LRDtheFeministDragon · 22/03/2013 22:12

I didn't mean to offend, and I'm sorry if I did, or if you think it's inappropriate to speculate.

I am just wondering about fashions in diagnosis, which I think do exist, and have nothing to do with incidence of a particular disability, but do have a lot to do with how that disability is percieved. Personally, I've been diagnosed with specific learning disabilities three times, and each diagnosis has been different - and it makes me wonder, for someone like my student who was adamant that he was dyscalculic so no help with essays would be useful ... would another ed psych have diagnosed him with dyslexia instead? After all, a lot of the characteristics are the same, though obviously a lot are different too. They are spectrum disorders.

I don't know if dyscalculia is rarer than dyslexia, I was just wondering out loud whether there's some reason why people more often make a fuss about spelling and grammar than numbers, as zwis points out.

It is fascinating what you say about needing to have the numbers read to you ... that is really interesting.
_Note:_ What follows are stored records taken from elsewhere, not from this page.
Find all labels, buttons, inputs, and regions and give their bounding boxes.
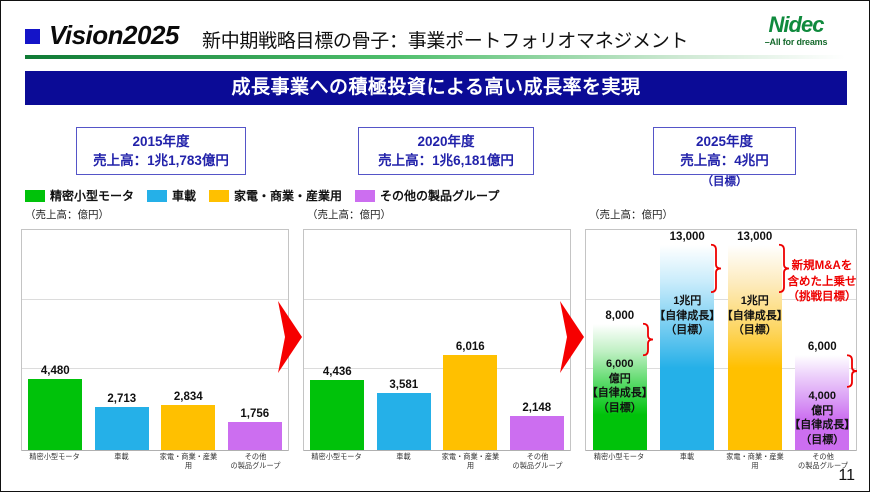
logo-wordmark: Nidec xyxy=(741,13,851,37)
bar-column: 2,148 xyxy=(510,229,564,450)
legend-swatch-blue xyxy=(147,190,167,202)
year-label: 2025年度 xyxy=(660,132,789,151)
slide-header: Vision2025 新中期戦略目標の骨子：事業ポートフォリオマネジメント Ni… xyxy=(1,7,869,59)
plot-area: 4,4802,7132,8341,756 xyxy=(21,229,289,451)
bar-value-label: 2,713 xyxy=(107,393,136,405)
x-axis-label: 家電・商業・産業用 xyxy=(158,452,220,470)
bar-column: 1,756 xyxy=(228,229,282,450)
slide: Vision2025 新中期戦略目標の骨子：事業ポートフォリオマネジメント Ni… xyxy=(0,0,870,492)
x-axis-label: 車載 xyxy=(91,452,153,470)
bar-column: 4,436 xyxy=(310,229,364,450)
plot-area: 4,4363,5816,0162,148 xyxy=(303,229,571,451)
legend-label: 精密小型モータ xyxy=(50,187,134,204)
bar xyxy=(228,422,282,450)
legend-item-automotive: 車載 xyxy=(147,187,196,204)
bar-group: 4,4802,7132,8341,756 xyxy=(22,229,288,450)
year-box-2015: 2015年度 売上高：1兆1,783億円 xyxy=(76,127,246,175)
bar xyxy=(377,393,431,450)
revenue-label: 売上高：1兆1,783億円 xyxy=(83,151,239,170)
page-number: 11 xyxy=(838,467,855,485)
ma-brace xyxy=(711,245,721,292)
bar-value-label: 1,756 xyxy=(240,408,269,420)
bar xyxy=(28,379,82,450)
legend-label: その他の製品グループ xyxy=(380,187,499,204)
bar-value-label: 4,436 xyxy=(323,366,352,378)
legend-item-other: その他の製品グループ xyxy=(355,187,499,204)
ma-annotation-line: （挑戦目標） xyxy=(773,290,870,306)
year-box-2025-note: （目標） xyxy=(653,173,796,189)
progress-arrow-icon xyxy=(278,301,304,373)
logo-tagline: –All for dreams xyxy=(741,37,851,47)
bar-group: 4,4363,5816,0162,148 xyxy=(304,229,570,450)
ma-annotation-line: 含めた上乗せ xyxy=(773,275,870,291)
ma-annotation-line: 新規M&Aを xyxy=(773,259,870,275)
bar xyxy=(510,416,564,450)
ma-brace-group xyxy=(585,207,870,487)
bar-value-label: 2,834 xyxy=(174,391,203,403)
x-axis-label: 家電・商業・産業用 xyxy=(440,452,502,470)
bar-column: 2,713 xyxy=(95,229,149,450)
year-label: 2020年度 xyxy=(365,132,527,151)
ma-brace xyxy=(643,324,653,356)
units-label: （売上高：億円） xyxy=(307,207,391,222)
ma-annotation: 新規M&Aを含めた上乗せ（挑戦目標） xyxy=(773,259,870,306)
legend-item-appliance: 家電・商業・産業用 xyxy=(209,187,342,204)
bar-value-label: 2,148 xyxy=(522,402,551,414)
year-label: 2015年度 xyxy=(83,132,239,151)
chart-panel-2020: （売上高：億円） 4,4363,5816,0162,148 精密小型モータ車載家… xyxy=(303,207,571,475)
bar xyxy=(310,380,364,450)
legend-swatch-green xyxy=(25,190,45,202)
legend: 精密小型モータ 車載 家電・商業・産業用 その他の製品グループ xyxy=(25,187,499,204)
bullet-square-icon xyxy=(25,29,40,44)
bar xyxy=(161,405,215,450)
legend-label: 車載 xyxy=(172,187,196,204)
banner-text: 成長事業への積極投資による高い成長率を実現 xyxy=(25,71,847,105)
header-divider xyxy=(25,55,845,59)
legend-item-precision: 精密小型モータ xyxy=(25,187,134,204)
x-axis-label: 車載 xyxy=(373,452,435,470)
bar-column: 2,834 xyxy=(161,229,215,450)
vision-title: Vision2025 xyxy=(49,20,179,51)
revenue-label: 売上高：4兆円 xyxy=(660,151,789,170)
x-axis-labels: 精密小型モータ車載家電・商業・産業用その他の製品グループ xyxy=(21,452,289,470)
ma-brace xyxy=(847,355,857,387)
bar xyxy=(443,355,497,450)
nidec-logo: Nidec –All for dreams xyxy=(741,13,851,47)
legend-swatch-purple xyxy=(355,190,375,202)
x-axis-label: その他の製品グループ xyxy=(507,452,569,470)
legend-label: 家電・商業・産業用 xyxy=(234,187,342,204)
x-axis-label: 精密小型モータ xyxy=(306,452,368,470)
header-subtitle: 新中期戦略目標の骨子：事業ポートフォリオマネジメント xyxy=(202,26,688,53)
x-axis-label: 精密小型モータ xyxy=(24,452,86,470)
bar-column: 6,016 xyxy=(443,229,497,450)
x-axis-labels: 精密小型モータ車載家電・商業・産業用その他の製品グループ xyxy=(303,452,571,470)
year-box-2025: 2025年度 売上高：4兆円 xyxy=(653,127,796,175)
chart-panel-2015: （売上高：億円） 4,4802,7132,8341,756 精密小型モータ車載家… xyxy=(21,207,289,475)
bar xyxy=(95,407,149,450)
bar-value-label: 4,480 xyxy=(41,365,70,377)
bar-column: 3,581 xyxy=(377,229,431,450)
legend-swatch-yellow xyxy=(209,190,229,202)
revenue-label: 売上高：1兆6,181億円 xyxy=(365,151,527,170)
bar-column: 4,480 xyxy=(28,229,82,450)
banner: 成長事業への積極投資による高い成長率を実現 xyxy=(25,71,847,105)
x-axis-label: その他の製品グループ xyxy=(225,452,287,470)
bar-value-label: 3,581 xyxy=(389,379,418,391)
bar-value-label: 6,016 xyxy=(456,341,485,353)
year-box-2020: 2020年度 売上高：1兆6,181億円 xyxy=(358,127,534,175)
units-label: （売上高：億円） xyxy=(25,207,109,222)
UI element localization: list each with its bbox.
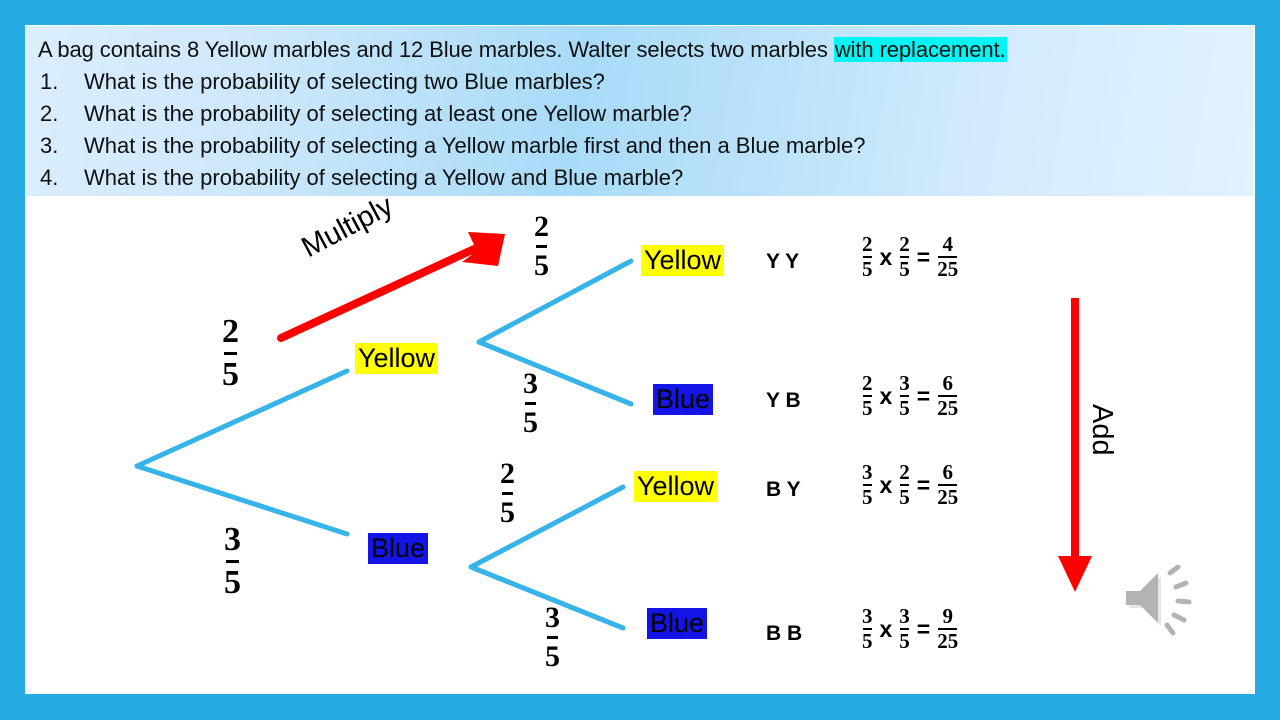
prob-root-yellow-numerator: 2 [222,315,239,349]
eq-yb-b-num: 3 [899,373,910,394]
speaker-icon[interactable] [1122,565,1214,637]
node-level1-yellow[interactable]: Yellow [355,343,438,374]
node-level2-blue-1[interactable]: Blue [653,384,713,415]
eq-by-b-num: 2 [899,462,910,483]
branch-blue-yellow [471,487,623,567]
prob-root-blue-denominator: 5 [224,566,241,600]
prob-by-numerator: 2 [500,459,515,489]
equation-yb: 2 5 x 3 5 = 6 25 [862,373,958,419]
eq-bb-b-num: 3 [899,606,910,627]
outcome-pair-bb: B B [766,622,802,646]
equation-bb: 3 5 x 3 5 = 9 25 [862,606,958,652]
prob-blue-yellow: 2 5 [500,459,515,528]
tree-branch-lines [137,261,631,628]
prob-root-blue: 3 5 [224,523,241,600]
eq-bb-operator: x [880,616,893,643]
fraction-bar [547,636,558,639]
prob-yb-denominator: 5 [523,408,538,438]
outcome-pair-by: B Y [766,478,801,502]
fraction-bar [226,560,239,563]
eq-bb-a-den: 5 [862,631,873,652]
add-arrow-head [1058,556,1092,592]
eq-yb-equals: = [917,383,930,410]
fraction-bar [502,492,513,495]
eq-bb-equals: = [917,616,930,643]
fraction-bar [536,245,547,248]
eq-yb-b-den: 5 [899,398,910,419]
prob-yellow-yellow: 2 5 [534,212,549,281]
slide: A bag contains 8 Yellow marbles and 12 B… [0,0,1280,720]
eq-yy-b-num: 2 [899,234,910,255]
eq-by-operator: x [880,472,893,499]
tree-diagram-lines [0,0,1280,720]
eq-yb-result-num: 6 [937,373,958,394]
prob-root-blue-numerator: 3 [224,523,241,557]
branch-yellow-yellow [479,261,631,342]
outcome-pair-yy: Y Y [766,250,799,274]
eq-yy-a-num: 2 [862,234,873,255]
branch-root-blue [137,466,347,534]
eq-yy-operator: x [880,244,893,271]
prob-yy-numerator: 2 [534,212,549,242]
eq-yb-result-den: 25 [937,398,958,419]
speaker-waves [1167,567,1189,633]
eq-yy-result-den: 25 [937,259,958,280]
eq-yb-a-num: 2 [862,373,873,394]
node-level1-blue[interactable]: Blue [368,533,428,564]
prob-by-denominator: 5 [500,498,515,528]
prob-blue-blue: 3 5 [545,603,560,672]
add-label: Add [1085,404,1118,456]
eq-by-result-num: 6 [937,462,958,483]
eq-by-result-den: 25 [937,487,958,508]
eq-bb-result-den: 25 [937,631,958,652]
fraction-bar [525,402,536,405]
node-level2-blue-2[interactable]: Blue [647,608,707,639]
node-level2-yellow-1[interactable]: Yellow [641,245,724,276]
equation-by: 3 5 x 2 5 = 6 25 [862,462,958,508]
prob-bb-numerator: 3 [545,603,560,633]
eq-by-a-num: 3 [862,462,873,483]
eq-yb-operator: x [880,383,893,410]
branch-root-yellow [137,371,347,466]
prob-root-yellow: 2 5 [222,315,239,392]
node-level2-yellow-2[interactable]: Yellow [634,471,717,502]
eq-yy-b-den: 5 [899,259,910,280]
prob-root-yellow-denominator: 5 [222,358,239,392]
eq-yb-a-den: 5 [862,398,873,419]
eq-yy-a-den: 5 [862,259,873,280]
eq-yy-result-num: 4 [937,234,958,255]
prob-yb-numerator: 3 [523,369,538,399]
eq-by-a-den: 5 [862,487,873,508]
prob-yellow-blue: 3 5 [523,369,538,438]
speaker-cone [1126,573,1158,623]
eq-yy-equals: = [917,244,930,271]
prob-bb-denominator: 5 [545,642,560,672]
eq-bb-result-num: 9 [937,606,958,627]
fraction-bar [224,352,237,355]
eq-by-equals: = [917,472,930,499]
equation-yy: 2 5 x 2 5 = 4 25 [862,234,958,280]
eq-bb-b-den: 5 [899,631,910,652]
branch-yellow-blue [479,342,631,404]
outcome-pair-yb: Y B [766,389,801,413]
prob-yy-denominator: 5 [534,251,549,281]
eq-by-b-den: 5 [899,487,910,508]
eq-bb-a-num: 3 [862,606,873,627]
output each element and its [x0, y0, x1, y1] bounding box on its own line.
LRDtheFeministDragon · 22/03/2013 22:14

mini - oh, god, not her, no! She's incredibly confident and erudite, but she does speak almost as one might write, really. I'm about 90% sure her sentences are completely grammatically correct, but they are just far too long and complex for me to follow. Interestingly, her mum is German, so that might have an impact.

I do know what you mean about people who conflate formal and informal language, though.